Já para a designer Victória Dala Brida, de 25 anos, abandonar a faculdade de Veterinária em 2019, no sexto semestre do curso, foi um processo difícil . Por ter sido a primeira pessoa da família a chegar ao ensino superior, foi necessária muita coragem para seguir seu desejo.
Mas, quando o fez, sentiu que precisava celebrar. Nesse contexto, escolheu descolorir todo o cabelo.
— Depois de feito, eu estava muito feliz. Desde então, eu segui renovando a descoloração e mudando as cores. Meu psicólogo, inclusive, identificou um padrão entre nossas pautas e minhas mudanças de cor de cabelo — conta ela.
Decepções amorosas foram a razão que levaram a técnica em eletrotécnica Luma Gabriela de Oliveira, 21 anos, a cortar e pintar o cabelo.
— Tomei essa decisão porque eu não estava me reconhecendo mais, sabe?

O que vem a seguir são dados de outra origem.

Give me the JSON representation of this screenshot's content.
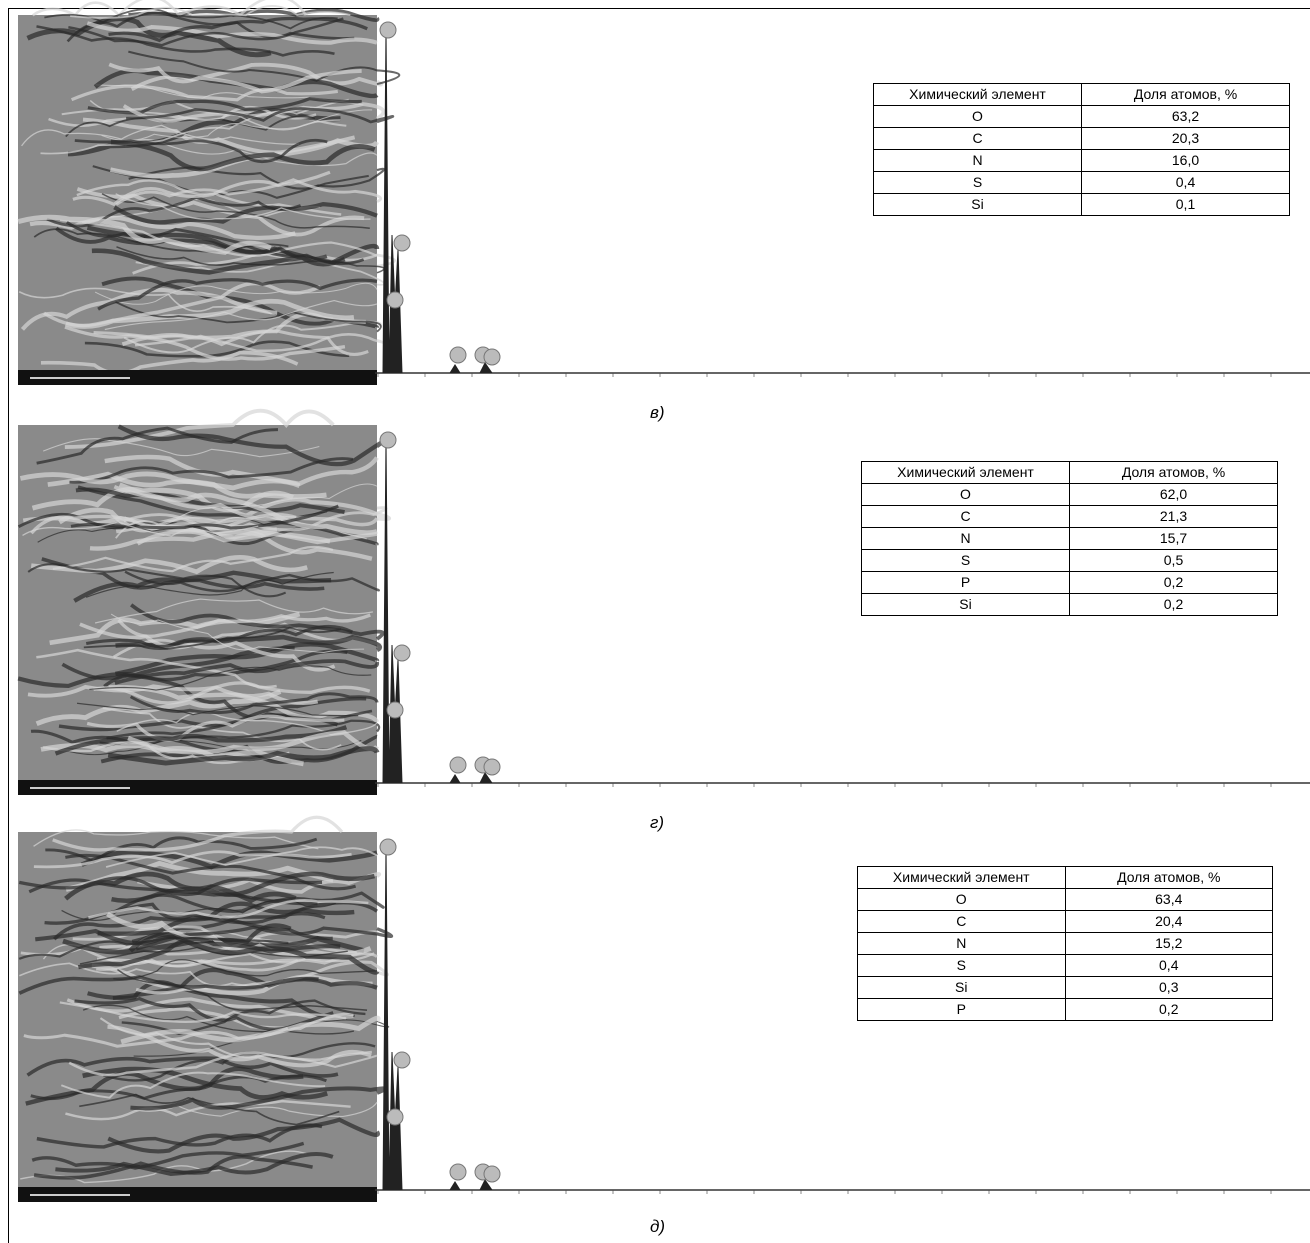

Como se eu tivesse perdido minha essência e precisava voltar a ser quem eu era, a Luma antes daquele cara — explica ela, que cortou 20 centímetros de cabelo e pretende pintar de castanho para marcar o aniversário no mês que vem.
Para a jornalista Jéssica Teles, a motivação foi a chegada dos 30 anos e um novo emprego. Foi assim que retornou ao corte pixie – ironicamente, um visual que já havia lhe causado um certo trauma na infância ("na época, eu odiei", lembra).
— Foi uma libertação gigante. Sinto que me desprendi de todos os padrões estéticos. Acredito que existe um tabu por trás do cabelo curto, principalmente, de que não é feminino ou que não gera um "desejo", sabe? Pela primeira vez em muito tempo, olho no espelho e amo o que eu vejo. Me sinto linda e forte com esse curtinho. Sem falar que é muito prático — conta.